Справедливости ради отметим, что научные работы автора этих строк и некоторых других исследователей, опубликован­ные в те годы, были написаны в так называемый застойный советский период, когда республиканские партийные органы официально и неофициально запрещали местным научным кадрам из числа чеченцев и ингушей в полной мере заниматься исследованием древней и дореволюционной историей Чечни и Ингушетии, в частности, вопросами этногенеза вайнахов, антифеодальной и антиколониальной борьбой горцев и т. д. Как известно, еще в 20-3 0-ые годы XX столетия истории чеченцев и ингушей был навязан антинаучный, антиисторический тезис о якобы самом низком уровне социально-экономического и общественного развития вайнахов и как результат этого — отсутствие у них каких бы то ни было социальных и сословных отношений вообще. Существовавшие же у вайнахов на протяжении веков социально-экономические отношения заведомо рассматривались как первоначальная стадия зарождения классовых отношений, которые якобы тесно пе реплетались с патриархально-родовыми пережитками про­

шлого и сильно препятствовали процессу классообразования в вайнахском обществе и т. д.

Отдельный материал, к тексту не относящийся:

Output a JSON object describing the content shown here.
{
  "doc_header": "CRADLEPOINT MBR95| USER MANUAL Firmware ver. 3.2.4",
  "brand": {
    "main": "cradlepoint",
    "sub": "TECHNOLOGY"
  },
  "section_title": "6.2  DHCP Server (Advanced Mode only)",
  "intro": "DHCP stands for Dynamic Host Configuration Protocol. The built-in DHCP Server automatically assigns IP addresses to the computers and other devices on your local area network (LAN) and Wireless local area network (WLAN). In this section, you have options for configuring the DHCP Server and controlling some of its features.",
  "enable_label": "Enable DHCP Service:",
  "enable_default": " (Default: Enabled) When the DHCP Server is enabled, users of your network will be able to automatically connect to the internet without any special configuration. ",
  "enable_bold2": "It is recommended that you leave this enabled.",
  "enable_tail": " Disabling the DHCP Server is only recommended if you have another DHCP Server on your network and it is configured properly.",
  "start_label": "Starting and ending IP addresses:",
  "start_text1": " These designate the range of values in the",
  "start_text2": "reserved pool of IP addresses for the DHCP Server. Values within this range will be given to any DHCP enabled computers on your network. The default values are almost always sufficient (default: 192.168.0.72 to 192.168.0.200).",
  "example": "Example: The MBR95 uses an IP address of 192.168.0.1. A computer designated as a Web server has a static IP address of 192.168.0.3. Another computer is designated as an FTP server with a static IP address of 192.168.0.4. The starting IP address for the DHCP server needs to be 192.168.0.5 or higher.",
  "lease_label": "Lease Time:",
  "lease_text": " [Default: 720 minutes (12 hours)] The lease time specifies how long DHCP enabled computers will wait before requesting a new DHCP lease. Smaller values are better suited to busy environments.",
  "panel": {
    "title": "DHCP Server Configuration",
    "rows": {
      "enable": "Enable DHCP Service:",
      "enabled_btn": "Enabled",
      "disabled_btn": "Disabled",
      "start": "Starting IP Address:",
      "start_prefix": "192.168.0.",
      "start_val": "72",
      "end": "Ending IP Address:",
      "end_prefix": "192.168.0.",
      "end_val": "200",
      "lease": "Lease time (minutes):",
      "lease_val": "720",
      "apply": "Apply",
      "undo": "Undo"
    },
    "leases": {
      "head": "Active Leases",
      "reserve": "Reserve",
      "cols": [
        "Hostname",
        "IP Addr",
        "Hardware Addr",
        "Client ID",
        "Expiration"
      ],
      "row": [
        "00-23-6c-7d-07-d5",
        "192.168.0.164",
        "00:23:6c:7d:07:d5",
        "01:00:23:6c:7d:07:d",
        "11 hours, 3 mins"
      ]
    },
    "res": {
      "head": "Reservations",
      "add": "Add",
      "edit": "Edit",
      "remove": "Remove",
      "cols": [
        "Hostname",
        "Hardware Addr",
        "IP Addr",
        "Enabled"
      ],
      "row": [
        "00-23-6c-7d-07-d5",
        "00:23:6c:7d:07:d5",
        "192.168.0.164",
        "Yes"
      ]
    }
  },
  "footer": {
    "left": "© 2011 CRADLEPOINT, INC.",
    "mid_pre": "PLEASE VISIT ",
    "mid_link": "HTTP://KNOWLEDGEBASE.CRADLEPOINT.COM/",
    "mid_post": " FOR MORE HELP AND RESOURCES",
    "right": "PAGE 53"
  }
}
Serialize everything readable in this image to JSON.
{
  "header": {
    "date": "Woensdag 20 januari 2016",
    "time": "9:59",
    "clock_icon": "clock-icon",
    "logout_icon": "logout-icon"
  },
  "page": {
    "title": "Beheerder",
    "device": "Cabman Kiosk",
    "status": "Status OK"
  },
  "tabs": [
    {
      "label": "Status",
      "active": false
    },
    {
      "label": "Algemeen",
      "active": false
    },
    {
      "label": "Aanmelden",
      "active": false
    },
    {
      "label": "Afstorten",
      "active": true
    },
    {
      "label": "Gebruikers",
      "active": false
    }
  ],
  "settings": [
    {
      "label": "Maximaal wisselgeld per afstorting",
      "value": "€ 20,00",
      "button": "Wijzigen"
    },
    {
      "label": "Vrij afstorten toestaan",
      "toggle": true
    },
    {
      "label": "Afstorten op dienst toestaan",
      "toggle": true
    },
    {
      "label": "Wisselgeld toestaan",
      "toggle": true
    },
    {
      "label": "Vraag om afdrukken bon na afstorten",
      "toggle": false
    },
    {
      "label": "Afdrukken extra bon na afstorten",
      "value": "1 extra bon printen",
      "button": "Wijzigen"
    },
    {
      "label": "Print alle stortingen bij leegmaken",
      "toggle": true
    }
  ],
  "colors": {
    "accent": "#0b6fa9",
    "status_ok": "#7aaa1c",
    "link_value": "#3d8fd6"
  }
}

В 80-х годах XX столетия большой ущерб исторической науке в деле объективного освещения дореволюционной ис­тории Чечни и Ингушетии нанесла так называемая лженаучная концепция о 200-летии добровольного вхождения народов Чечни и Ингушетии в состав России в 1781 году. Данная "концепция", естественно, была навязана местной историчес­кой науке тогдашними официальными советскими партий­ными органами страны и для истории Чечни и Ингушетии конца XVIII века она, безусловно, имела негативные послед­ствия и не представляла ничего общего с реальными, конк­ретными историческими фактами, а тем более с объективными научными взглядами и изысканиями местных ученых по данной проблеме.

Безусловно, все здоровые силы республики, общественная интеллигенция и, в частности, известные вайнахские ученые и писатели, ведущие ученые-кавказоведы Москвы и Ленинграда, (профессора Е. И. Кушева, Л. И. Лавров и др.), а также передовая интеллигенция из соседних северокавказских и закавказских республик с первого дня выразили свое реши­тельное несогласие с "концепцией" 200-летия добровольного вхождения чеченцев и ингушей в состав России, родоначаль­ником и активным пропагандистом которой в республике явился небезызвестный археолог — профессор В. Б.Виноградов, с легкой руки которого местные партийные органы шель­мовали и жестоко наказывали всех, кто выступал против этой надуманной псевдоконцепции. Такими жертвами произвола местных партийных органов (властей) в свое время стали не­которые ученые Чечено-Ингушского научно-исследовательс — кого института истории, языка и литературы Я. С. Баталов, Я. 3. Ахмадов, ІП. Б. Ахмадов, X. А. Хизриев, Т. А. Исаева, М. Н. Музаев, А. 3. Вацуев и др.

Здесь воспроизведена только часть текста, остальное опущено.